6. Right to a Paper Copy of this Notice. You are entitled to receive a paper copy of our notice of privacy practices. You may ask us to give you a copy of this notice at any time. To obtain a paper copy of this notice, contact Southwestern G.I. Specialists. P.C., 300 Spring Creek Lane, Uniontown, PA 15401.
7. Right to File a Complaint. If you believe your privacy rights have been violated, you may file a complaint with our organization or with the U.S. Department of Health and Human Services Office for Civil Rights. To file a complaint with our organization, contact the Office Manager at Southwestern G.I. Specialists, P.C., 300 Spring Creek Lane, Uniontown, PA 15401. All complaints must be submitted in writing. To file a complaint with the Department of Health you can submit a letter to 200 Independence Avenue, S.W., Washington, DC 20201, by calling 1-877-696-6775, or by visiting www.hhs.gov/ocr/privacy/hipaa/complaints/. You will not be penalized for filing a complaint.
8. Right to Provide an Authorization for Other Uses and Disclosures. Our organization will obtain your written authorization for uses and disclosures that are not identified by this notice or permitted by applicable law. Any authorization you provide to us regarding the use and disclosure of your identifiable health information may be revoked at any time in writing. After you revoke your authorization, we will no longer use or disclose your identifiable health information for the reasons described in the authorization Please note we are required to retain records of your care.
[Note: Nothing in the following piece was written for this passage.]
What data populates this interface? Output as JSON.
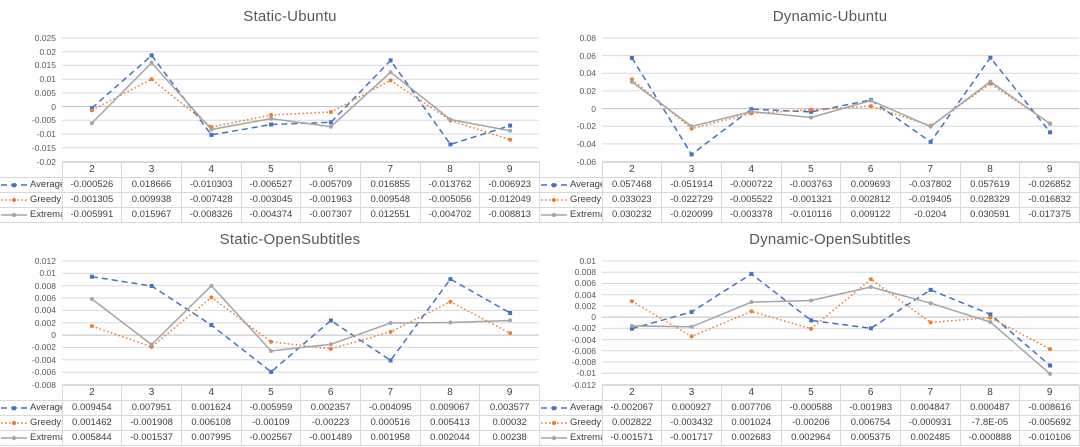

9. Right to Get Notice of a Breach. You have the right to be notified upon a breach of any of your unsecured Protected Health Information.
10. Out-of-Pocket-Payments. If you paid out-of-pocket (or in other words, you have requested that we not bill your health plan) in full for a specific item or service, you have the right to ask that your Protected Health Information with respect to that item or service not be disclosed to a health plan for purposes of payment or health care operations, and we will honour that request.